Os dois subiram de mãos dadas pela escada rolante. Ayla estava um degrau acima, Daniel logo atrás. Mesmo assim, a diferença de altura parecia perfeita. Ao longo do trajeto, atraíram muitos olhares curiosos.
Daniel não estava acostumado a ser observado daquele jeito e acabou abaixando o olhar.
No dia a dia, ele sempre circulava por acessos exclusivos, elevadores privativos. Até compras simples ficavam a cargo de Enzo ou de outras pessoas. Raramente aparecia em lugares assim, muito menos pessoalmente.
Ayla percebeu o desconforto dele e sussurrou, em tom brincalhão:
— Quer se esconder no meu abraço? Eu te ajudo a tapar esse rosto bonito.
A provocação arrancou um sorriso dele. Daniel soltou um leve resmungo divertido.
— Também não precisa exagerar. Eu não sou tão narcisista assim.

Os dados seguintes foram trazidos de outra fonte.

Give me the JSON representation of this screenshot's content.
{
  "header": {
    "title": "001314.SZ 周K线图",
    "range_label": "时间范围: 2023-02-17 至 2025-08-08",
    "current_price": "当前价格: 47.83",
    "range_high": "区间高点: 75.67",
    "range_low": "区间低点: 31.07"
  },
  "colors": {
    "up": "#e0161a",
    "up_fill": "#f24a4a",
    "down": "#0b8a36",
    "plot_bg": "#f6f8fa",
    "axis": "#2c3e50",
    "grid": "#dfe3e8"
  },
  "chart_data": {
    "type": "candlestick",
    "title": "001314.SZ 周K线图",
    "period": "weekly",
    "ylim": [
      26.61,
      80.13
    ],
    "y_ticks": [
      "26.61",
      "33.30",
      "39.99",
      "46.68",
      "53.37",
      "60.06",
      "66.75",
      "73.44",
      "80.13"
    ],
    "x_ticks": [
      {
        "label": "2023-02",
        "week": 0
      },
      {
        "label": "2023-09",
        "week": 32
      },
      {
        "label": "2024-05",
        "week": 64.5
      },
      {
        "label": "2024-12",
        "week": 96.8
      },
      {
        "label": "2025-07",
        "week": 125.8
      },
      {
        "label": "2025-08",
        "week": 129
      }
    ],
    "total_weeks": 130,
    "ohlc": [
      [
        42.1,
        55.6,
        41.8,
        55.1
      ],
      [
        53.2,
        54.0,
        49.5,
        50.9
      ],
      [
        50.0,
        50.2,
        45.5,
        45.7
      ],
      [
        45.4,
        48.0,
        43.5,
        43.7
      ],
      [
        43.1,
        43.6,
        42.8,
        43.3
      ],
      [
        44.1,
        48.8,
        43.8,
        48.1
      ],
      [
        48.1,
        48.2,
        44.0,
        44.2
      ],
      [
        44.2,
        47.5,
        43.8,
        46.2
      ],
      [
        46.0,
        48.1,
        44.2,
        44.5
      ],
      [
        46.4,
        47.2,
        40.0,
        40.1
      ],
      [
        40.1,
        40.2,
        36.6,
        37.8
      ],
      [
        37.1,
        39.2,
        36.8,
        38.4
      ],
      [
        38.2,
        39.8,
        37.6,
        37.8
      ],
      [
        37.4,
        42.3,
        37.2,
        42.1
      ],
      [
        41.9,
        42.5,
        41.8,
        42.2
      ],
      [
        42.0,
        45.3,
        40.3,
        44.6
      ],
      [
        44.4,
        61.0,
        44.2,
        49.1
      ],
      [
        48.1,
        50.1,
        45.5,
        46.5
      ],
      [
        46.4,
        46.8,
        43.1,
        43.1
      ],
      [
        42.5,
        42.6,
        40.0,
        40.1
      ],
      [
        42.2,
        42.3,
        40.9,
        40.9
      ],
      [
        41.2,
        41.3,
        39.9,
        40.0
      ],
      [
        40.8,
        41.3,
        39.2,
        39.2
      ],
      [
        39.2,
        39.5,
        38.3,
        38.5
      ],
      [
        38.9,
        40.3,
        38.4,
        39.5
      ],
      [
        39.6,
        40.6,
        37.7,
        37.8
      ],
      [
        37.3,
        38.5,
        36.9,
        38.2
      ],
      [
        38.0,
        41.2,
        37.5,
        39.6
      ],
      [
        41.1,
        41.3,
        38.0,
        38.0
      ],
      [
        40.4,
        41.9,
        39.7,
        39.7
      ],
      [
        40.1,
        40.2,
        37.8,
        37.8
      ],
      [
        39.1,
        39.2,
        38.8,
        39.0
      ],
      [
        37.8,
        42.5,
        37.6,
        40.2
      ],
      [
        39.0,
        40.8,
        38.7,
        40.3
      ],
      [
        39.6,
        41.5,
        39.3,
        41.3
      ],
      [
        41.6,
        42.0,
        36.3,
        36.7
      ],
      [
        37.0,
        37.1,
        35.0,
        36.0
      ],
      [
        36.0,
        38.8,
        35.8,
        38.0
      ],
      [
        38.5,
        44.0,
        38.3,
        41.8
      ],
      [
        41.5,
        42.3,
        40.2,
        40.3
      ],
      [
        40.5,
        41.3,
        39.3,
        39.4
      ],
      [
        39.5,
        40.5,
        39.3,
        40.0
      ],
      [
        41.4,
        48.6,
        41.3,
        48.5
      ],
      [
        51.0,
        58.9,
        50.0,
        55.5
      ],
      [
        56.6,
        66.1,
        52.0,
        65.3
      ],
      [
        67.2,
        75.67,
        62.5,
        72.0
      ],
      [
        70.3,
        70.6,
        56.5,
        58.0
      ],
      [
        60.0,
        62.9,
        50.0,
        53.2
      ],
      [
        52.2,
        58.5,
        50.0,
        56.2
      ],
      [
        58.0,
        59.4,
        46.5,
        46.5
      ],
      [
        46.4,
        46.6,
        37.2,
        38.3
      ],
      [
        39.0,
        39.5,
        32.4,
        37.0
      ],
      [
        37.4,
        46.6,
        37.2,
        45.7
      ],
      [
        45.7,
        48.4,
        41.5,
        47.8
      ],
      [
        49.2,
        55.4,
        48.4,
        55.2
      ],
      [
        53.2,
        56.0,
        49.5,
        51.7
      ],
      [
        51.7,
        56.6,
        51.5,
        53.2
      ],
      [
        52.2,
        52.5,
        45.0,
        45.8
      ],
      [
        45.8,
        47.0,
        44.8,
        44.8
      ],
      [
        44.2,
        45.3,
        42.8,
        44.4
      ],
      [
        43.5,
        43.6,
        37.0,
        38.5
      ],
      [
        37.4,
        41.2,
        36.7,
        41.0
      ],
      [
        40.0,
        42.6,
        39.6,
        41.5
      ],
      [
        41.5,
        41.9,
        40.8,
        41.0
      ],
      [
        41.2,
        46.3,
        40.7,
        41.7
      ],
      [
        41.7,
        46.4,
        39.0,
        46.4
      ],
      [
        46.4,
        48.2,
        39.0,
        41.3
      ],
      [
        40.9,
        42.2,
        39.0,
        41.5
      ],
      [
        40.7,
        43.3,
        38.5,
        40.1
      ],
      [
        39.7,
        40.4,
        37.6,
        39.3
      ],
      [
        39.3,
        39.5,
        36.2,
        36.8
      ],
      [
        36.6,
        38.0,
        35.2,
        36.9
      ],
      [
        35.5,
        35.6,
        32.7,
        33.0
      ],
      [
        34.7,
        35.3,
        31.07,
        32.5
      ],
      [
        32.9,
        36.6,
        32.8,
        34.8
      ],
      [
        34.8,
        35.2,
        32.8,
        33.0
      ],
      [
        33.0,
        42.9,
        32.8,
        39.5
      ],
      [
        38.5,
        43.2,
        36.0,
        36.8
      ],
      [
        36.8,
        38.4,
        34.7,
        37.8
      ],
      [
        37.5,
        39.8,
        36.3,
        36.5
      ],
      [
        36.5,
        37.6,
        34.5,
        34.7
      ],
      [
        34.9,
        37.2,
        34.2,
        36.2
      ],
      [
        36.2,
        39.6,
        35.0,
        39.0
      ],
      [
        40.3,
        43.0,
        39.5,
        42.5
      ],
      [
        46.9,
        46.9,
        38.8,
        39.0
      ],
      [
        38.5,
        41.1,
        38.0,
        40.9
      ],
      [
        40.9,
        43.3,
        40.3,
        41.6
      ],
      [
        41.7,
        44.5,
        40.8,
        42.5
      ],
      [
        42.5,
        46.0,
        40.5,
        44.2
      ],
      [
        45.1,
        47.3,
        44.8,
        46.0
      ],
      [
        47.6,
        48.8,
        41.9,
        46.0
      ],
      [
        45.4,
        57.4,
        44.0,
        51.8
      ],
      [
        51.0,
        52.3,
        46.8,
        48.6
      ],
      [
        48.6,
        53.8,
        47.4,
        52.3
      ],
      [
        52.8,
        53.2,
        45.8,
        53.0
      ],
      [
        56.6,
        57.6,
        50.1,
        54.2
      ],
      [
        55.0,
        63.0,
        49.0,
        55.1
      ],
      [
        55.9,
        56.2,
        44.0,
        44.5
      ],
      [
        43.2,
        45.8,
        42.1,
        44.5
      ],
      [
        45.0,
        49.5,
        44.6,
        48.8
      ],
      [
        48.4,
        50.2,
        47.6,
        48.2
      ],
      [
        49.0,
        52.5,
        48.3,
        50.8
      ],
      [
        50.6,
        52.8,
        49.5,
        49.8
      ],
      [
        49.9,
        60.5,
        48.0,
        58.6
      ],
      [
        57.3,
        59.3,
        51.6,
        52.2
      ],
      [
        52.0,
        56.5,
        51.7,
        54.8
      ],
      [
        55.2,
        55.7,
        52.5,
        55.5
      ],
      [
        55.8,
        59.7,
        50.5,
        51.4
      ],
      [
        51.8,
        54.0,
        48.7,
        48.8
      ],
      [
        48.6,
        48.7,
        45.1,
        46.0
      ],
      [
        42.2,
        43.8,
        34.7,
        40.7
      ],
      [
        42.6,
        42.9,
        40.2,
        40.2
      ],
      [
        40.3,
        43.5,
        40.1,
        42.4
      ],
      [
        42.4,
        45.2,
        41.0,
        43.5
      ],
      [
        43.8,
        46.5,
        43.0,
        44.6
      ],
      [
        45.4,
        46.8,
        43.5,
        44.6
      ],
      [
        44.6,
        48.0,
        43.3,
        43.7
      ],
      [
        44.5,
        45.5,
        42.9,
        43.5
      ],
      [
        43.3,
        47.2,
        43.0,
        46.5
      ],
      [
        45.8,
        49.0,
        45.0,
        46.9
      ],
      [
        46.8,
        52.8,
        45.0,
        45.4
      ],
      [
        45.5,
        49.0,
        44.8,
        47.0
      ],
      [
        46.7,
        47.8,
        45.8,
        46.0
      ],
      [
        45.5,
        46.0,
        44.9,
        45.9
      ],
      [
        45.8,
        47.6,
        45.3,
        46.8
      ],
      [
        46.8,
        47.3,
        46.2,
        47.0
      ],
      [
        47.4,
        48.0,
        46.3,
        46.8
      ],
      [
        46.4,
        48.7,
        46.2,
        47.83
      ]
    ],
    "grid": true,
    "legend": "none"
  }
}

No último andar, uma grande confeitaria artesanal se abria diante deles, ocupando quase um terço de todo o piso.
Ayla já reservou uma sala privativa no caminho. O próprio dono veio recebê-los, conduziu-os até o espaço reservado e ajudou a escolher o tipo de bolo que fariam.
Ao perceber do que se tratava, Daniel ficou surpreso.
— Você quer fazer um bolo para mim?
— Exato— Ayla assentiu, olhando diretamente nos olhos dele, com seriedade tranquila. — Aniversário precisa ter um bolo grande. Isso é o mínimo de ritual.
— Eu nunca comemorei aniversário — Daniel respondeu com suavidade. — Nem costumo comer esse tipo de coisa. Hoje, só de ter você comigo, já basta.
— Se antes você não comemorava, então começamos hoje — Ayla falou com naturalidade. — Daqui para frente, todo ano eu vou estar com você. Porque hoje não é só o seu aniversário... é também o nosso aniversário de casamento.
Ela já começou a cortar o disco de bolo conforme o molde, falando enquanto trabalhava.
— E o bolo não é só para você. É para quem vier comemorar com você. Eu vou comer, então precisa ter!
Ayla estava tão concentrada que não percebeu Daniel observando-a em silêncio.
No olhar dele, o afeto se tornava cada vez mais profundo, intenso, quase transbordando.
— Ayla.
— Oi?
Ela virou o rosto. No instante seguinte, sentiu a bochecha ser tocada de leve. Daniel se aproximou de repente e, o beijo caiu no canto de sua boca.